New Delhi: A unit of Indian Oil Corp. plans to invest $5.5 billion to gradually raise the capacity of its smallest refinery, which is co-owned by Iran, to 300,000 barrels per day (bpd), its chairman said, to help meet an increase in demand for refined products in the world’s fastest growing major economy.
The Nagapattinam plant operated by IOC’s subsidiary Chennai Petroleum Corp. requires a complete overhaul to produce the cleaner, higher grade fuels needed to meet rising demand in southern India, according to B. Ashok, chairman of the two companies.

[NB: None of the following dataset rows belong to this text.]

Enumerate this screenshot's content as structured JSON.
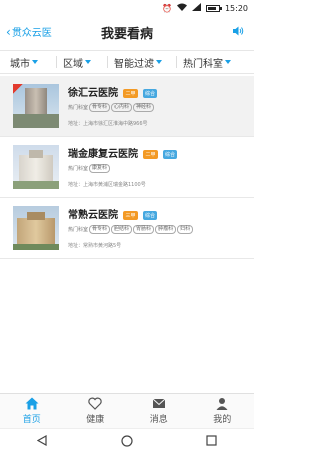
{
  "status_bar": {
    "time": "15:20",
    "battery_level": 0.7
  },
  "header": {
    "back_label": "贯众云医",
    "title": "我要看病"
  },
  "filters": [
    "城市",
    "区域",
    "智能过滤",
    "热门科室"
  ],
  "hospitals": [
    {
      "name": "徐汇云医院",
      "badges": [
        "二甲",
        "综合"
      ],
      "tags_label": "热门科室",
      "tags": [
        "骨专科",
        "心内科",
        "神经科"
      ],
      "address": "地址：上海市徐汇区淮海中路966号",
      "highlight": true
    },
    {
      "name": "瑞金康复云医院",
      "badges": [
        "二甲",
        "综合"
      ],
      "tags_label": "热门科室",
      "tags": [
        "康复科"
      ],
      "address": "地址：上海市黄浦区瑞金路1100号",
      "highlight": false
    },
    {
      "name": "常熟云医院",
      "badges": [
        "三甲",
        "综合"
      ],
      "tags_label": "热门科室",
      "tags": [
        "骨专科",
        "胆结科",
        "胃肠科",
        "肿瘤科",
        "妇科"
      ],
      "address": "地址：常熟市黄河路5号",
      "highlight": false
    }
  ],
  "tabs": [
    {
      "label": "首页",
      "icon": "home-icon",
      "active": true
    },
    {
      "label": "健康",
      "icon": "heart-icon",
      "active": false
    },
    {
      "label": "消息",
      "icon": "mail-icon",
      "active": false
    },
    {
      "label": "我的",
      "icon": "user-icon",
      "active": false
    }
  ],
  "colors": {
    "accent": "#1aa0e6",
    "grade_badge": "#f39a25",
    "type_badge": "#46a8e0"
  }
}
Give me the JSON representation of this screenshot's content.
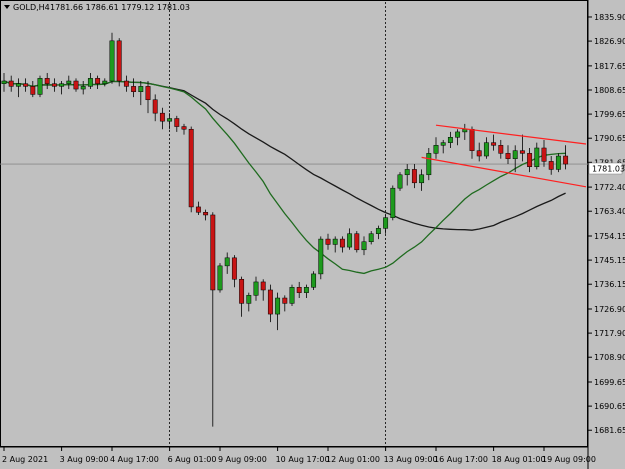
{
  "header": {
    "symbol_timeframe": "GOLD,H4",
    "ohlc": "1781.66 1786.61 1779.12 1781.03"
  },
  "price_tag": {
    "value": "1781.03"
  },
  "colors": {
    "background": "#c0c0c0",
    "bull": "#1e9a1e",
    "bear": "#c81414",
    "ma_fast": "#1f6b1f",
    "ma_slow": "#1a1a1a",
    "trendline": "#ff2020",
    "price_line": "#8a8a8a"
  },
  "chart_data": {
    "type": "candlestick",
    "title": "GOLD,H4",
    "ylim": [
      1678,
      1840
    ],
    "price_ticks": [
      "1835.90",
      "1826.90",
      "1817.65",
      "1808.65",
      "1799.65",
      "1790.65",
      "1781.65",
      "1772.40",
      "1763.40",
      "1754.15",
      "1745.15",
      "1736.15",
      "1726.90",
      "1717.90",
      "1708.90",
      "1699.65",
      "1690.65",
      "1681.65"
    ],
    "time_labels": [
      "2 Aug 2021",
      "3 Aug 09:00",
      "4 Aug 17:00",
      "6 Aug 01:00",
      "9 Aug 09:00",
      "10 Aug 17:00",
      "12 Aug 01:00",
      "13 Aug 09:00",
      "16 Aug 17:00",
      "18 Aug 01:00",
      "19 Aug 09:00"
    ],
    "vertical_separators": [
      "6 Aug 01:00",
      "13 Aug 09:00"
    ],
    "candles": [
      [
        1811,
        1815,
        1808,
        1812
      ],
      [
        1812,
        1814,
        1808,
        1810
      ],
      [
        1810,
        1813,
        1806,
        1811
      ],
      [
        1811,
        1813,
        1808,
        1810
      ],
      [
        1810,
        1812,
        1806,
        1807
      ],
      [
        1807,
        1814,
        1806,
        1813
      ],
      [
        1813,
        1815,
        1809,
        1811
      ],
      [
        1811,
        1813,
        1808,
        1810
      ],
      [
        1810,
        1812,
        1807,
        1811
      ],
      [
        1811,
        1814,
        1809,
        1812
      ],
      [
        1812,
        1813,
        1808,
        1809
      ],
      [
        1809,
        1812,
        1807,
        1810
      ],
      [
        1810,
        1815,
        1809,
        1813
      ],
      [
        1813,
        1814,
        1809,
        1811
      ],
      [
        1811,
        1813,
        1810,
        1812
      ],
      [
        1812,
        1830,
        1811,
        1827
      ],
      [
        1827,
        1828,
        1810,
        1812
      ],
      [
        1812,
        1814,
        1808,
        1810
      ],
      [
        1810,
        1813,
        1806,
        1808
      ],
      [
        1808,
        1812,
        1803,
        1810
      ],
      [
        1810,
        1812,
        1800,
        1805
      ],
      [
        1805,
        1807,
        1797,
        1800
      ],
      [
        1800,
        1802,
        1794,
        1797
      ],
      [
        1797,
        1800,
        1794,
        1798
      ],
      [
        1798,
        1799,
        1793,
        1795
      ],
      [
        1795,
        1796,
        1792,
        1794
      ],
      [
        1794,
        1795,
        1763,
        1765
      ],
      [
        1765,
        1767,
        1762,
        1763
      ],
      [
        1763,
        1764,
        1760,
        1762
      ],
      [
        1762,
        1763,
        1683,
        1734
      ],
      [
        1734,
        1744,
        1733,
        1743
      ],
      [
        1743,
        1748,
        1740,
        1746
      ],
      [
        1746,
        1747,
        1735,
        1738
      ],
      [
        1738,
        1739,
        1724,
        1729
      ],
      [
        1729,
        1733,
        1726,
        1732
      ],
      [
        1732,
        1739,
        1730,
        1737
      ],
      [
        1737,
        1738,
        1730,
        1734
      ],
      [
        1734,
        1736,
        1722,
        1725
      ],
      [
        1725,
        1733,
        1719,
        1731
      ],
      [
        1731,
        1732,
        1726,
        1729
      ],
      [
        1729,
        1736,
        1728,
        1735
      ],
      [
        1735,
        1737,
        1731,
        1733
      ],
      [
        1733,
        1736,
        1731,
        1735
      ],
      [
        1735,
        1741,
        1734,
        1740
      ],
      [
        1740,
        1754,
        1738,
        1753
      ],
      [
        1753,
        1755,
        1749,
        1751
      ],
      [
        1751,
        1754,
        1748,
        1753
      ],
      [
        1753,
        1754,
        1748,
        1750
      ],
      [
        1750,
        1757,
        1749,
        1755
      ],
      [
        1755,
        1756,
        1748,
        1749
      ],
      [
        1749,
        1754,
        1747,
        1752
      ],
      [
        1752,
        1756,
        1751,
        1755
      ],
      [
        1755,
        1758,
        1753,
        1757
      ],
      [
        1757,
        1762,
        1755,
        1761
      ],
      [
        1761,
        1773,
        1760,
        1772
      ],
      [
        1772,
        1778,
        1771,
        1777
      ],
      [
        1777,
        1781,
        1773,
        1779
      ],
      [
        1779,
        1781,
        1772,
        1774
      ],
      [
        1774,
        1779,
        1771,
        1777
      ],
      [
        1777,
        1787,
        1775,
        1785
      ],
      [
        1785,
        1791,
        1783,
        1788
      ],
      [
        1788,
        1790,
        1785,
        1789
      ],
      [
        1789,
        1793,
        1787,
        1791
      ],
      [
        1791,
        1794,
        1788,
        1793
      ],
      [
        1793,
        1796,
        1790,
        1794
      ],
      [
        1794,
        1795,
        1783,
        1786
      ],
      [
        1786,
        1789,
        1782,
        1784
      ],
      [
        1784,
        1791,
        1783,
        1789
      ],
      [
        1789,
        1792,
        1786,
        1788
      ],
      [
        1788,
        1790,
        1783,
        1785
      ],
      [
        1785,
        1788,
        1781,
        1783
      ],
      [
        1783,
        1788,
        1778,
        1786
      ],
      [
        1786,
        1792,
        1782,
        1785
      ],
      [
        1785,
        1787,
        1778,
        1780
      ],
      [
        1780,
        1789,
        1779,
        1787
      ],
      [
        1787,
        1790,
        1780,
        1782
      ],
      [
        1782,
        1784,
        1777,
        1779
      ],
      [
        1779,
        1785,
        1778,
        1784
      ],
      [
        1784,
        1788,
        1779,
        1781
      ]
    ]
  }
}
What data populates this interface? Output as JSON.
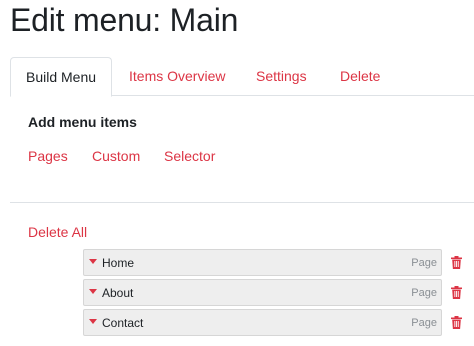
{
  "page": {
    "title": "Edit menu: Main"
  },
  "tabs": [
    {
      "label": "Build Menu",
      "active": true
    },
    {
      "label": "Items Overview",
      "active": false
    },
    {
      "label": "Settings",
      "active": false
    },
    {
      "label": "Delete",
      "active": false
    }
  ],
  "add_section": {
    "title": "Add menu items",
    "links": [
      "Pages",
      "Custom",
      "Selector"
    ]
  },
  "menu": {
    "delete_all_label": "Delete All",
    "items": [
      {
        "label": "Home",
        "type": "Page"
      },
      {
        "label": "About",
        "type": "Page"
      },
      {
        "label": "Contact",
        "type": "Page"
      }
    ]
  },
  "colors": {
    "accent": "#dc3545",
    "text": "#1d2125",
    "item_bg": "#eeeeee",
    "border": "#dee2e6"
  },
  "icons": {
    "caret": "caret-down-icon",
    "delete": "trash-icon"
  }
}
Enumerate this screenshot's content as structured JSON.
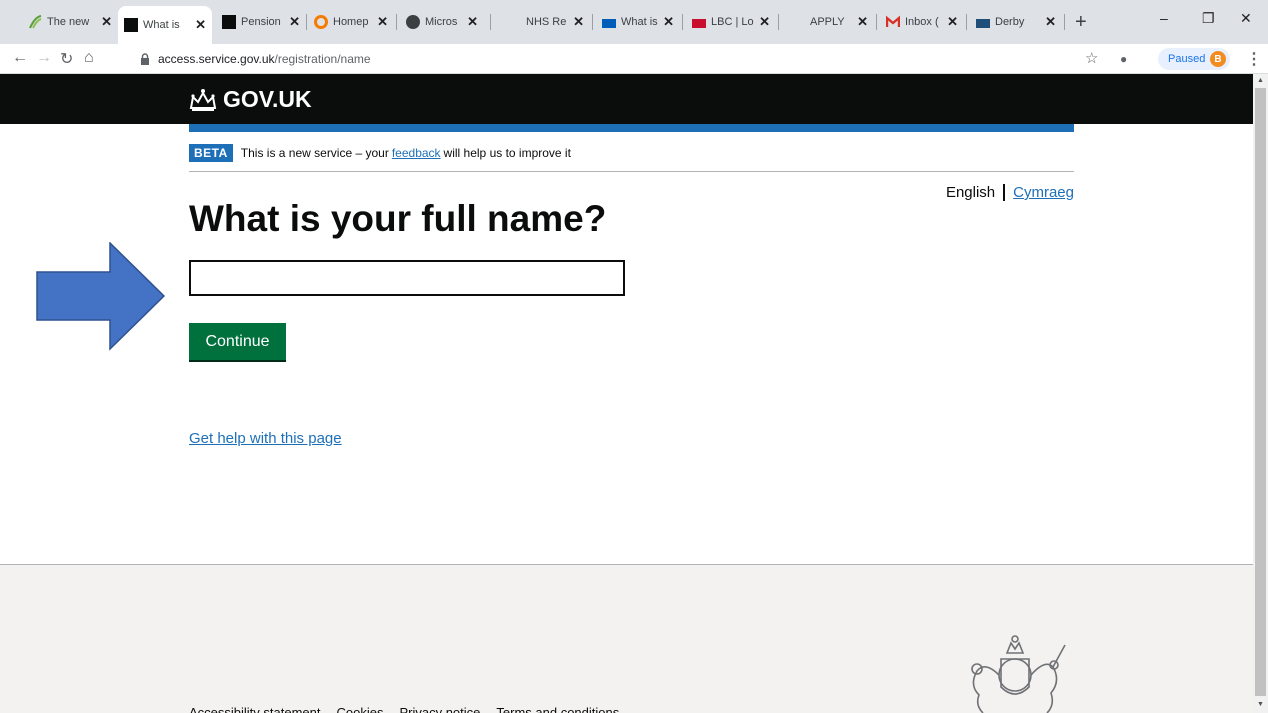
{
  "browser": {
    "tabs": [
      {
        "label": "The new",
        "active": false
      },
      {
        "label": "What is",
        "active": true
      },
      {
        "label": "Pension",
        "active": false
      },
      {
        "label": "Homep",
        "active": false
      },
      {
        "label": "Micros",
        "active": false
      },
      {
        "label": "NHS Re",
        "active": false
      },
      {
        "label": "What is",
        "active": false
      },
      {
        "label": "LBC | Lo",
        "active": false
      },
      {
        "label": "APPLY",
        "active": false
      },
      {
        "label": "Inbox (",
        "active": false
      },
      {
        "label": "Derby",
        "active": false
      }
    ],
    "close_glyph": "✕",
    "new_tab": "+",
    "url_host": "access.service.gov.uk",
    "url_path": "/registration/name",
    "profile_status": "Paused",
    "profile_initial": "B"
  },
  "page": {
    "logo_text": "GOV.UK",
    "beta_tag": "BETA",
    "beta_before": "This is a new service – your",
    "beta_link": "feedback",
    "beta_after": "will help us to improve it",
    "lang_current": "English",
    "lang_other": "Cymraeg",
    "heading": "What is your full name?",
    "name_value": "",
    "continue_label": "Continue",
    "help_link": "Get help with this page",
    "footer_links": [
      "Accessibility statement",
      "Cookies",
      "Privacy notice",
      "Terms and conditions"
    ]
  },
  "colors": {
    "gov_black": "#0b0c0c",
    "gov_blue": "#1d70b8",
    "gov_green": "#00703c",
    "arrow_fill": "#4472c4"
  }
}
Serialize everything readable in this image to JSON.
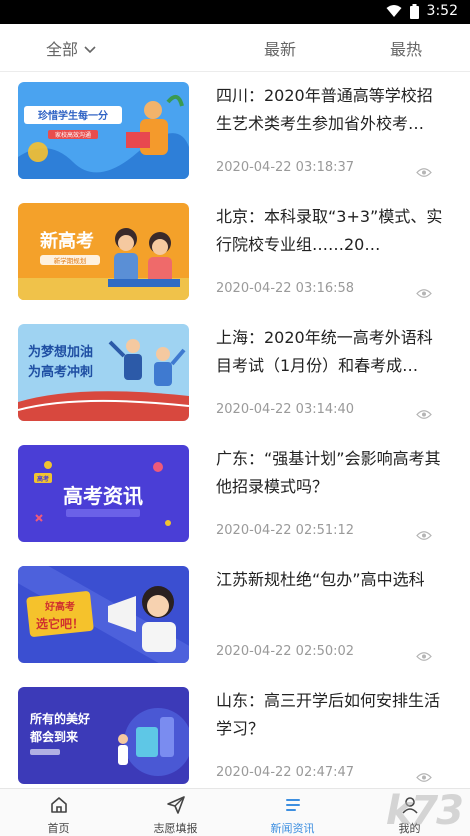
{
  "status_bar": {
    "time": "3:52"
  },
  "filter_bar": {
    "all_label": "全部",
    "latest_label": "最新",
    "hottest_label": "最热"
  },
  "news": [
    {
      "title": "四川：2020年普通高等学校招生艺术类考生参加省外校考…",
      "date": "2020-04-22 03:18:37",
      "thumb_text": "珍惜学生每一分",
      "thumb_sub": "家校高效沟通"
    },
    {
      "title": "北京：本科录取“3+3”模式、实行院校专业组……20…",
      "date": "2020-04-22 03:16:58",
      "thumb_text": "新高考",
      "thumb_sub": "新学期规划"
    },
    {
      "title": "上海：2020年统一高考外语科目考试（1月份）和春考成…",
      "date": "2020-04-22 03:14:40",
      "thumb_text": "为梦想加油",
      "thumb_sub": "为高考冲刺"
    },
    {
      "title": "广东：“强基计划”会影响高考其他招录模式吗？",
      "date": "2020-04-22 02:51:12",
      "thumb_text": "高考资讯",
      "thumb_sub": "高考"
    },
    {
      "title": "江苏新规杜绝“包办”高中选科",
      "date": "2020-04-22 02:50:02",
      "thumb_text": "好高考",
      "thumb_sub": "选它吧！"
    },
    {
      "title": "山东：高三开学后如何安排生活学习？",
      "date": "2020-04-22 02:47:47",
      "thumb_text": "所有的美好",
      "thumb_sub": "都会到来"
    }
  ],
  "tabbar": {
    "tabs": [
      {
        "label": "首页",
        "icon": "home-icon"
      },
      {
        "label": "志愿填报",
        "icon": "send-icon"
      },
      {
        "label": "新闻资讯",
        "icon": "news-icon"
      },
      {
        "label": "我的",
        "icon": "user-icon"
      }
    ]
  },
  "watermark": "k73",
  "colors": {
    "accent": "#3d8fe0",
    "status_bar": "#000000",
    "date_gray": "#9a9a9a"
  }
}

India, seen as the most important driver of world energy demand growth in the years to come, is building new refineries and expanding a number of existing plants to meet demand.
According to a 2015 report by the International Energy Agency (IEA), India will require up to 329 million tonnes of oil products annually by 2030.
As of last year India consumed 183 million tonnes of refined products, government data showed.
The government is also planning a countrywide switch to the use of cleaner transport fuels compliant with Euro IV emission standards from April and with the Euro VI standards from April 2020.
CPCL’s two plants, in which Iran’s Naftiran Intertrade Co. Ltd has a 15.4% stake, are located in the southern state of Tamil Nadu.
Initially the oil processing capacity of the Nagapattinam plant will be raised to between 120,000 bpd and 180,000 bpd and in the next phase to 300,000 bpd, Ashok said.